Déjà de nombreuses personnalités clonées
De quoi créer des clones vocaux indiscernables des originaux, notamment de personnalités célèbres. Des exemples, créés à partir d’autres outils, ont déjà fait le tour des réseaux sociaux, parfois de façon vertueuse, comme le clonage réalisé par Synthesia reproduisant la voix de Barack Obama pour promouvoir la sensibilisation aux deepfakes. Parfois de manière nuisible, comme le clone vocal de Joe Biden faisant campagne au téléphone pendant la primaire des démocrates.
On a également pu entendre de fausses conversations d’artistes comme Billie Eilish ou Freddie Mercury grâce à des outils comme Resemble AI. De nombreuses plateformes proposent d’ailleurs des brochettes de voix célèbres de la politique, du spectacle, du sport…

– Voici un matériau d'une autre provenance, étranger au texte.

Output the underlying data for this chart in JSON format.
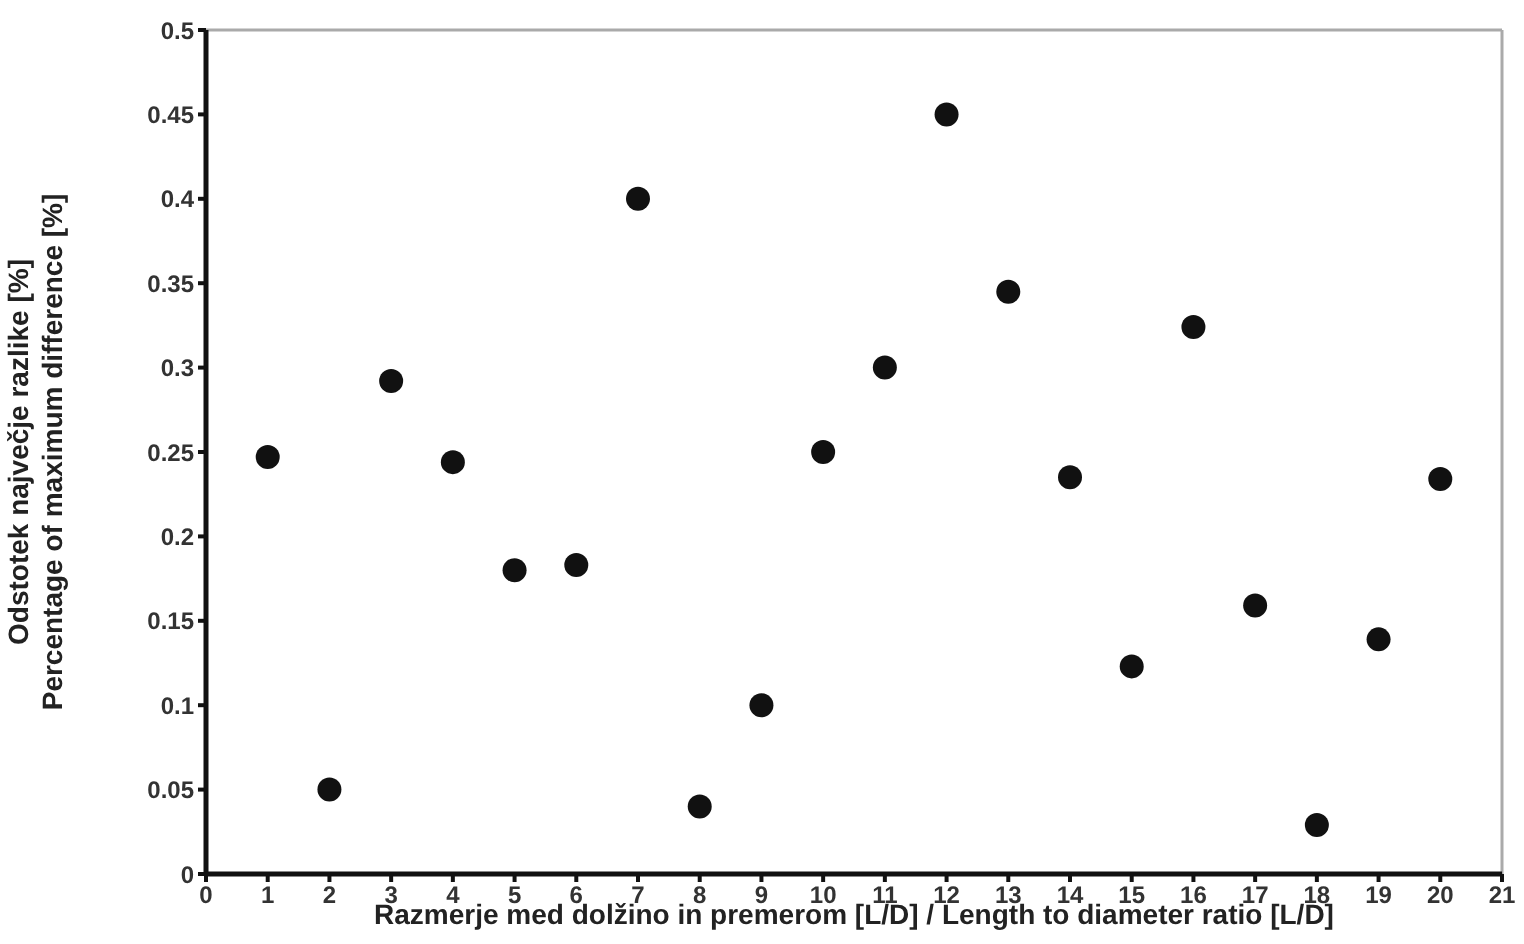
{
  "chart_data": {
    "type": "scatter",
    "xlabel": "Razmerje med dolžino in premerom [L/D] / Length to diameter ratio [L/D]",
    "ylabel": "Odstotek največje razlike  [%]\nPercentage of maximum difference [%]",
    "x": [
      1,
      2,
      3,
      4,
      5,
      6,
      7,
      8,
      9,
      10,
      11,
      12,
      13,
      14,
      15,
      16,
      17,
      18,
      19,
      20
    ],
    "series": [
      {
        "color": "#111111",
        "values": [
          0.247,
          0.05,
          0.292,
          0.244,
          0.18,
          0.183,
          0.4,
          0.04,
          0.1,
          0.25,
          0.3,
          0.45,
          0.345,
          0.235,
          0.123,
          0.324,
          0.159,
          0.029,
          0.139,
          0.234
        ]
      }
    ],
    "xlim": [
      0,
      21
    ],
    "xticks": [
      0,
      1,
      2,
      3,
      4,
      5,
      6,
      7,
      8,
      9,
      10,
      11,
      12,
      13,
      14,
      15,
      16,
      17,
      18,
      19,
      20,
      21
    ],
    "ylim": [
      0,
      0.5
    ],
    "yticks": [
      0,
      0.05,
      0.1,
      0.15,
      0.2,
      0.25,
      0.3,
      0.35,
      0.4,
      0.45,
      0.5
    ],
    "grid": false,
    "legend": false,
    "marker": "circle"
  }
}
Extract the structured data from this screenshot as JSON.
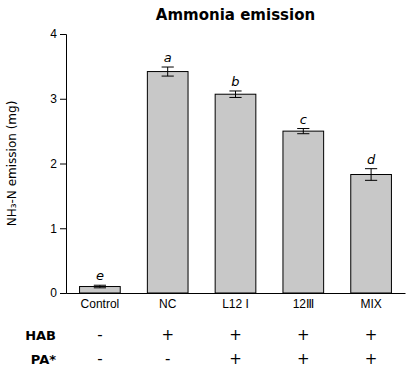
{
  "chart_data": {
    "type": "bar",
    "title": "Ammonia emission",
    "categories": [
      "Control",
      "NC",
      "L12 I",
      "12Ⅲ",
      "MIX"
    ],
    "values": [
      0.1,
      3.42,
      3.07,
      2.5,
      1.83
    ],
    "errors": [
      0.02,
      0.07,
      0.05,
      0.04,
      0.09
    ],
    "letters": [
      "e",
      "a",
      "b",
      "c",
      "d"
    ],
    "color": "#c8c8c8",
    "ylabel": "NH₃-N emission (mg)",
    "ylim": [
      0,
      4.0
    ],
    "yticks": [
      0,
      1,
      2,
      3,
      4
    ],
    "grid": false,
    "hab_label": "HAB",
    "hab_row": [
      "-",
      "+",
      "+",
      "+",
      "+"
    ],
    "pa_label": "PA*",
    "pa_row": [
      "-",
      "-",
      "+",
      "+",
      "+"
    ]
  }
}
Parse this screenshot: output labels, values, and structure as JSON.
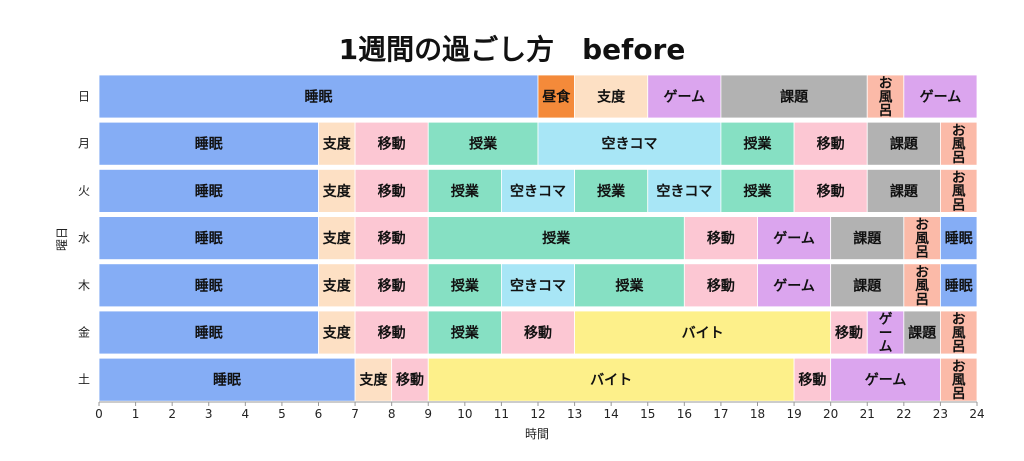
{
  "chart_data": {
    "type": "gantt",
    "title": "1週間の過ごし方　before",
    "xlabel": "時間",
    "ylabel": "曜日",
    "xlim": [
      0,
      24
    ],
    "xticks": [
      0,
      1,
      2,
      3,
      4,
      5,
      6,
      7,
      8,
      9,
      10,
      11,
      12,
      13,
      14,
      15,
      16,
      17,
      18,
      19,
      20,
      21,
      22,
      23,
      24
    ],
    "grid": false,
    "colors": {
      "睡眠": "#85adf5",
      "支度": "#fde0c4",
      "移動": "#fcc7d3",
      "授業": "#86e0c3",
      "空きコマ": "#a8e6f6",
      "課題": "#b2b2b2",
      "ゲーム": "#dba5ee",
      "お風呂": "#fbbaa8",
      "昼食": "#f48a3a",
      "バイト": "#fdf08a"
    },
    "rows": [
      {
        "day": "日",
        "segments": [
          {
            "activity": "睡眠",
            "start": 0,
            "end": 12
          },
          {
            "activity": "昼食",
            "start": 12,
            "end": 13
          },
          {
            "activity": "支度",
            "start": 13,
            "end": 15
          },
          {
            "activity": "ゲーム",
            "start": 15,
            "end": 17
          },
          {
            "activity": "課題",
            "start": 17,
            "end": 21
          },
          {
            "activity": "お風呂",
            "start": 21,
            "end": 22
          },
          {
            "activity": "ゲーム",
            "start": 22,
            "end": 24
          }
        ]
      },
      {
        "day": "月",
        "segments": [
          {
            "activity": "睡眠",
            "start": 0,
            "end": 6
          },
          {
            "activity": "支度",
            "start": 6,
            "end": 7
          },
          {
            "activity": "移動",
            "start": 7,
            "end": 9
          },
          {
            "activity": "授業",
            "start": 9,
            "end": 12
          },
          {
            "activity": "空きコマ",
            "start": 12,
            "end": 17
          },
          {
            "activity": "授業",
            "start": 17,
            "end": 19
          },
          {
            "activity": "移動",
            "start": 19,
            "end": 21
          },
          {
            "activity": "課題",
            "start": 21,
            "end": 23
          },
          {
            "activity": "お風呂",
            "start": 23,
            "end": 24
          }
        ]
      },
      {
        "day": "火",
        "segments": [
          {
            "activity": "睡眠",
            "start": 0,
            "end": 6
          },
          {
            "activity": "支度",
            "start": 6,
            "end": 7
          },
          {
            "activity": "移動",
            "start": 7,
            "end": 9
          },
          {
            "activity": "授業",
            "start": 9,
            "end": 11
          },
          {
            "activity": "空きコマ",
            "start": 11,
            "end": 13
          },
          {
            "activity": "授業",
            "start": 13,
            "end": 15
          },
          {
            "activity": "空きコマ",
            "start": 15,
            "end": 17
          },
          {
            "activity": "授業",
            "start": 17,
            "end": 19
          },
          {
            "activity": "移動",
            "start": 19,
            "end": 21
          },
          {
            "activity": "課題",
            "start": 21,
            "end": 23
          },
          {
            "activity": "お風呂",
            "start": 23,
            "end": 24
          }
        ]
      },
      {
        "day": "水",
        "segments": [
          {
            "activity": "睡眠",
            "start": 0,
            "end": 6
          },
          {
            "activity": "支度",
            "start": 6,
            "end": 7
          },
          {
            "activity": "移動",
            "start": 7,
            "end": 9
          },
          {
            "activity": "授業",
            "start": 9,
            "end": 16
          },
          {
            "activity": "移動",
            "start": 16,
            "end": 18
          },
          {
            "activity": "ゲーム",
            "start": 18,
            "end": 20
          },
          {
            "activity": "課題",
            "start": 20,
            "end": 22
          },
          {
            "activity": "お風呂",
            "start": 22,
            "end": 23
          },
          {
            "activity": "睡眠",
            "start": 23,
            "end": 24
          }
        ]
      },
      {
        "day": "木",
        "segments": [
          {
            "activity": "睡眠",
            "start": 0,
            "end": 6
          },
          {
            "activity": "支度",
            "start": 6,
            "end": 7
          },
          {
            "activity": "移動",
            "start": 7,
            "end": 9
          },
          {
            "activity": "授業",
            "start": 9,
            "end": 11
          },
          {
            "activity": "空きコマ",
            "start": 11,
            "end": 13
          },
          {
            "activity": "授業",
            "start": 13,
            "end": 16
          },
          {
            "activity": "移動",
            "start": 16,
            "end": 18
          },
          {
            "activity": "ゲーム",
            "start": 18,
            "end": 20
          },
          {
            "activity": "課題",
            "start": 20,
            "end": 22
          },
          {
            "activity": "お風呂",
            "start": 22,
            "end": 23
          },
          {
            "activity": "睡眠",
            "start": 23,
            "end": 24
          }
        ]
      },
      {
        "day": "金",
        "segments": [
          {
            "activity": "睡眠",
            "start": 0,
            "end": 6
          },
          {
            "activity": "支度",
            "start": 6,
            "end": 7
          },
          {
            "activity": "移動",
            "start": 7,
            "end": 9
          },
          {
            "activity": "授業",
            "start": 9,
            "end": 11
          },
          {
            "activity": "移動",
            "start": 11,
            "end": 13
          },
          {
            "activity": "バイト",
            "start": 13,
            "end": 20
          },
          {
            "activity": "移動",
            "start": 20,
            "end": 21
          },
          {
            "activity": "ゲーム",
            "start": 21,
            "end": 22
          },
          {
            "activity": "課題",
            "start": 22,
            "end": 23
          },
          {
            "activity": "お風呂",
            "start": 23,
            "end": 24
          }
        ]
      },
      {
        "day": "土",
        "segments": [
          {
            "activity": "睡眠",
            "start": 0,
            "end": 7
          },
          {
            "activity": "支度",
            "start": 7,
            "end": 8
          },
          {
            "activity": "移動",
            "start": 8,
            "end": 9
          },
          {
            "activity": "バイト",
            "start": 9,
            "end": 19
          },
          {
            "activity": "移動",
            "start": 19,
            "end": 20
          },
          {
            "activity": "ゲーム",
            "start": 20,
            "end": 23
          },
          {
            "activity": "お風呂",
            "start": 23,
            "end": 24
          }
        ]
      }
    ]
  }
}
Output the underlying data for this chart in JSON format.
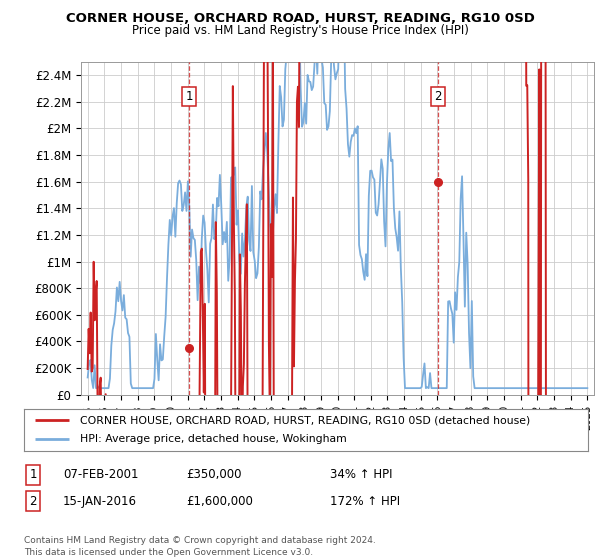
{
  "title": "CORNER HOUSE, ORCHARD ROAD, HURST, READING, RG10 0SD",
  "subtitle": "Price paid vs. HM Land Registry's House Price Index (HPI)",
  "ylim": [
    0,
    2500000
  ],
  "yticks": [
    0,
    200000,
    400000,
    600000,
    800000,
    1000000,
    1200000,
    1400000,
    1600000,
    1800000,
    2000000,
    2200000,
    2400000
  ],
  "ytick_labels": [
    "£0",
    "£200K",
    "£400K",
    "£600K",
    "£800K",
    "£1M",
    "£1.2M",
    "£1.4M",
    "£1.6M",
    "£1.8M",
    "£2M",
    "£2.2M",
    "£2.4M"
  ],
  "hpi_color": "#7aaddc",
  "sale_color": "#cc2222",
  "dashed_color": "#cc2222",
  "grid_color": "#cccccc",
  "background_color": "#ffffff",
  "sale1_year": 2001.08,
  "sale1_price": 350000,
  "sale2_year": 2016.04,
  "sale2_price": 1600000,
  "legend_house_label": "CORNER HOUSE, ORCHARD ROAD, HURST, READING, RG10 0SD (detached house)",
  "legend_hpi_label": "HPI: Average price, detached house, Wokingham",
  "note1_date": "07-FEB-2001",
  "note1_price": "£350,000",
  "note1_hpi": "34% ↑ HPI",
  "note2_date": "15-JAN-2016",
  "note2_price": "£1,600,000",
  "note2_hpi": "172% ↑ HPI",
  "footer": "Contains HM Land Registry data © Crown copyright and database right 2024.\nThis data is licensed under the Open Government Licence v3.0."
}
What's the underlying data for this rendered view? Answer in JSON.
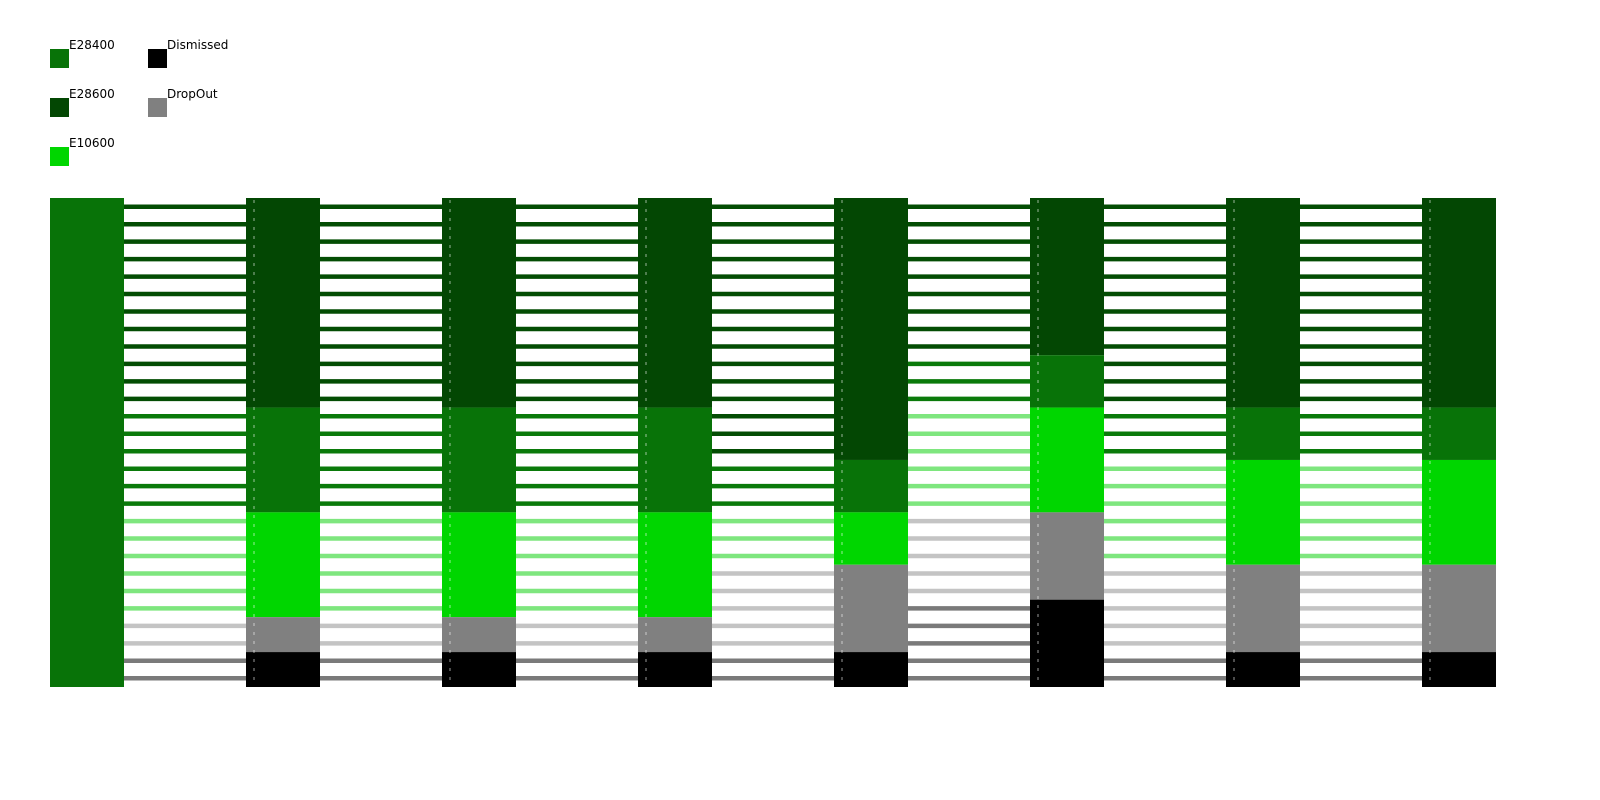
{
  "chart_data": {
    "type": "parallel-sets",
    "title": "",
    "xlabel": "",
    "ylabel": "",
    "legend_position": "top-left",
    "categories": [
      {
        "name": "E28400",
        "color": "#087308"
      },
      {
        "name": "E28600",
        "color": "#034703"
      },
      {
        "name": "E10600",
        "color": "#00d600"
      },
      {
        "name": "Dismissed",
        "color": "#000000"
      },
      {
        "name": "DropOut",
        "color": "#808080"
      }
    ],
    "link_colors": {
      "E28400": "#0a7a0a",
      "E28600": "#034d03",
      "E10600": "#7ee67e",
      "Dismissed": "#7a7a7a",
      "DropOut": "#c4c4c4"
    },
    "stages": [
      {
        "composition": {
          "E28400": 28
        }
      },
      {
        "composition": {
          "E28600": 12,
          "E28400": 6,
          "E10600": 6,
          "DropOut": 2,
          "Dismissed": 2
        }
      },
      {
        "composition": {
          "E28600": 12,
          "E28400": 6,
          "E10600": 6,
          "DropOut": 2,
          "Dismissed": 2
        }
      },
      {
        "composition": {
          "E28600": 12,
          "E28400": 6,
          "E10600": 6,
          "DropOut": 2,
          "Dismissed": 2
        }
      },
      {
        "composition": {
          "E28600": 15,
          "E28400": 3,
          "E10600": 3,
          "DropOut": 5,
          "Dismissed": 2
        }
      },
      {
        "composition": {
          "E28600": 9,
          "E28400": 3,
          "E10600": 6,
          "DropOut": 5,
          "Dismissed": 5
        }
      },
      {
        "composition": {
          "E28600": 12,
          "E28400": 3,
          "E10600": 6,
          "DropOut": 5,
          "Dismissed": 2
        }
      },
      {
        "composition": {
          "E28600": 12,
          "E28400": 3,
          "E10600": 6,
          "DropOut": 5,
          "Dismissed": 2
        }
      }
    ],
    "transitions": [
      [
        "E28600",
        "E28600",
        "E28600",
        "E28600",
        "E28600",
        "E28600",
        "E28600",
        "E28600",
        "E28600",
        "E28600",
        "E28600",
        "E28600",
        "E28400",
        "E28400",
        "E28400",
        "E28400",
        "E28400",
        "E28400",
        "E10600",
        "E10600",
        "E10600",
        "E10600",
        "E10600",
        "E10600",
        "DropOut",
        "DropOut",
        "Dismissed",
        "Dismissed"
      ],
      [
        "E28600",
        "E28600",
        "E28600",
        "E28600",
        "E28600",
        "E28600",
        "E28600",
        "E28600",
        "E28600",
        "E28600",
        "E28600",
        "E28600",
        "E28400",
        "E28400",
        "E28400",
        "E28400",
        "E28400",
        "E28400",
        "E10600",
        "E10600",
        "E10600",
        "E10600",
        "E10600",
        "E10600",
        "DropOut",
        "DropOut",
        "Dismissed",
        "Dismissed"
      ],
      [
        "E28600",
        "E28600",
        "E28600",
        "E28600",
        "E28600",
        "E28600",
        "E28600",
        "E28600",
        "E28600",
        "E28600",
        "E28600",
        "E28600",
        "E28400",
        "E28400",
        "E28400",
        "E28400",
        "E28400",
        "E28400",
        "E10600",
        "E10600",
        "E10600",
        "E10600",
        "E10600",
        "E10600",
        "DropOut",
        "DropOut",
        "Dismissed",
        "Dismissed"
      ],
      [
        "E28600",
        "E28600",
        "E28600",
        "E28600",
        "E28600",
        "E28600",
        "E28600",
        "E28600",
        "E28600",
        "E28600",
        "E28600",
        "E28600",
        "E28600",
        "E28600",
        "E28600",
        "E28400",
        "E28400",
        "E28400",
        "E10600",
        "E10600",
        "E10600",
        "DropOut",
        "DropOut",
        "DropOut",
        "DropOut",
        "DropOut",
        "Dismissed",
        "Dismissed"
      ],
      [
        "E28600",
        "E28600",
        "E28600",
        "E28600",
        "E28600",
        "E28600",
        "E28600",
        "E28600",
        "E28600",
        "E28400",
        "E28400",
        "E28400",
        "E10600",
        "E10600",
        "E10600",
        "E10600",
        "E10600",
        "E10600",
        "DropOut",
        "DropOut",
        "DropOut",
        "DropOut",
        "DropOut",
        "Dismissed",
        "Dismissed",
        "Dismissed",
        "Dismissed",
        "Dismissed"
      ],
      [
        "E28600",
        "E28600",
        "E28600",
        "E28600",
        "E28600",
        "E28600",
        "E28600",
        "E28600",
        "E28600",
        "E28600",
        "E28600",
        "E28600",
        "E28400",
        "E28400",
        "E28400",
        "E10600",
        "E10600",
        "E10600",
        "E10600",
        "E10600",
        "E10600",
        "DropOut",
        "DropOut",
        "DropOut",
        "DropOut",
        "DropOut",
        "Dismissed",
        "Dismissed"
      ],
      [
        "E28600",
        "E28600",
        "E28600",
        "E28600",
        "E28600",
        "E28600",
        "E28600",
        "E28600",
        "E28600",
        "E28600",
        "E28600",
        "E28600",
        "E28400",
        "E28400",
        "E28400",
        "E10600",
        "E10600",
        "E10600",
        "E10600",
        "E10600",
        "E10600",
        "DropOut",
        "DropOut",
        "DropOut",
        "DropOut",
        "DropOut",
        "Dismissed",
        "Dismissed"
      ]
    ]
  }
}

Les possibilités semblent désormais infinies. Et se multiplient depuis l’avènement, l’an dernier, d’outils tels que Elevenlabs, qui met en avant son éthique, ou comme Voice.ai, Descript, PlayHT, le chinois Streamvoice capable de cloner en temps réel une voix, ou encore Vidnoz, gratuit et facile à utiliser grâce à sa jolie banque de célébrités… Sans compter l’iPhone d’Apple capable depuis son iOS 17 de cloner la voix de son propriétaire pour remplacer Siri.
Du bon usage des libertés
Bref, tout devient possible et les outils se multiplient devenant de plus en plus accessibles au fil des centaines de tutoriaux disponibles sur le web et grâce à des tarifs très abordables, voire gratuits, qui stimulent le nouveau business du clonage. Le monde se trouve donc à un tournant crucial de l’usage des libertés. L’Américain Robert Weissman, président du groupe de protection des droits civiques Public Citizen, a appelé récemment à un sursaut : «Les parlementaires doivent agir rapidement pour ériger des protections sinon nous nous acheminons vers un chaos politique». Rien que ça.
Un tournant éthique, mais après ?
La prolifération des deepfakes a mis en lumière les risques que fait courir l’irruption de l’IA dans notre quotidien et même, risquons le terme, dans nos démocraties. OpenAI qui en a donc conscience, a annoncé que son outil Voice Engine n’est, pour l’heure, accessible au grand public. Il est pour l’heure réservé à des développeurs, des media, des experts en fake news, en IA et en éthique, tous triés sur le volet et chargés de lui faire un retour sur l’étendue des risques de dérives et de proposer des pistes pour une sorte de charte du bon usage des cloneurs.
La firme de San Francisco a néanmoins annoncé que des efforts seront déployés rapidement pour développer des contre-mesures permettant de détecter les manipulations audios et de sensibiliser le public à ces problématiques. Il a également indiqué travailler étroitement avec plusieurs gouvernements, particulièrement ceux concernés par des élections et qui pourraient patir des usages malveillants de ces technologies.
Premières pistes
De son côté, suite à l’affaire de son clone vocal, le Président Biden a fait voter en octobre dernier une loi pour, d’une part, sanctionner plus sévèrement les abus, et d’autre part inciter à la recherche et à la lutte contre ces dérives. Pas sûr que cela suffise car les plateformes de clonages se multiplient et se spécialisent à grande vitesse.
Certains, comme Vijay Balasubramaniyan, cofondateur et CEO de l’entreprise de cybersécurité Pindrop, recommandent l’installation rapide et systématique de filigranes audios ou de signatures numériques dans les outils de clonage pour identifier facilement les fakes. Une piste intéressante mais dont on imagine qu’elle sera vite contournable.